Skew trapezoidal bipyramidal distortion in MoS6 unit stabilizing distorted phases of 1T-MoS2 single layer

Abstract

The exceptional electrocatalytic performance of the 1T phase of MoS2 in the hydrogen evolution reaction has motivated researchers to design methods for enhancing the stability of this phase. Herein, the electronic origin of the stability of 1T-MoS2 and its distorted phases: 1T' (zig-zag), 1T′′ (diamond chain), and 1T′′′ (triangle) was elucidated using first-principles calculations.
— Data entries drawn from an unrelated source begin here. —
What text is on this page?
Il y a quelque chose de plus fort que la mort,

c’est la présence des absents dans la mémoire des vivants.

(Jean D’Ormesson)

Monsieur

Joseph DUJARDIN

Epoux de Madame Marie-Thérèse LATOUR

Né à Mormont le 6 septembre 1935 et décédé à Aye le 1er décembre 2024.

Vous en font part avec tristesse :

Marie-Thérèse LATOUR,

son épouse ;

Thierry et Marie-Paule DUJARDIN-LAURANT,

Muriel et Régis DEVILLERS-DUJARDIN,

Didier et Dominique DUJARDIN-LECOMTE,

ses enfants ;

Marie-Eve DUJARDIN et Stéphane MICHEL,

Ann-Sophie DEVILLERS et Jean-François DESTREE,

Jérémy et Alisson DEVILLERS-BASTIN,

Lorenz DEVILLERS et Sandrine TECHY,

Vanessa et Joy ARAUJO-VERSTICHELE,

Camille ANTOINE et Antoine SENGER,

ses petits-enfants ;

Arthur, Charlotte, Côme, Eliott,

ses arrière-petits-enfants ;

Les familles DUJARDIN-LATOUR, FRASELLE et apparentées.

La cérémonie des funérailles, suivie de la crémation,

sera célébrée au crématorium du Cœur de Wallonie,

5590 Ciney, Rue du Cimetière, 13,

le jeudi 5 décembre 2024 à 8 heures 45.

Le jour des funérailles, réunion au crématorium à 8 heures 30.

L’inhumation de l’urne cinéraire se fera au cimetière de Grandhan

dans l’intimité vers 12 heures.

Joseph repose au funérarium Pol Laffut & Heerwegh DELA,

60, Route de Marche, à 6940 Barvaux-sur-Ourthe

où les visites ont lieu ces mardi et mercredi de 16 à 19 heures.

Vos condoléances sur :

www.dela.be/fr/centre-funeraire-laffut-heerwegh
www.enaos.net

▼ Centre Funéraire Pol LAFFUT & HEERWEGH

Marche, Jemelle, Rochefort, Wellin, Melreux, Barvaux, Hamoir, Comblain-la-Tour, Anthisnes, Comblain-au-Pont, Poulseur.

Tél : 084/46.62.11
The phase stability can be altered by the repeating MoS6 units that play a significant role in the generation of metal clusters. A novel skew trapezoidal bipyriamidal (STB) distortion was observed in the MoS6 unit, which increased the stability of the distorted 1T phases in MoS2. The highly distorted STB unit was found in the stable 1T' phase with an enhanced dyz orbital population. The short edges of the distorted STB increase the electron density fraction of the Mo atoms, promoting Mo-Mo bond formation. The 1T' phase exhibited superior stability due to stronger electron delocalization in the Mo-Mo bond compared to that in the 1T′′ and 1T′′′ phases. The nature of Mo-Mo bonding varied on different metal clusters for 1T' (σ, π, and δ), 1T′′ (π and σ), and 1T′′′ (σ) bond types. Therefore, the stability of the 1T'-MoS2 phase depends on the extent of distortion in the MoS6 unit, Mo-Mo bond nature, and layer thickness.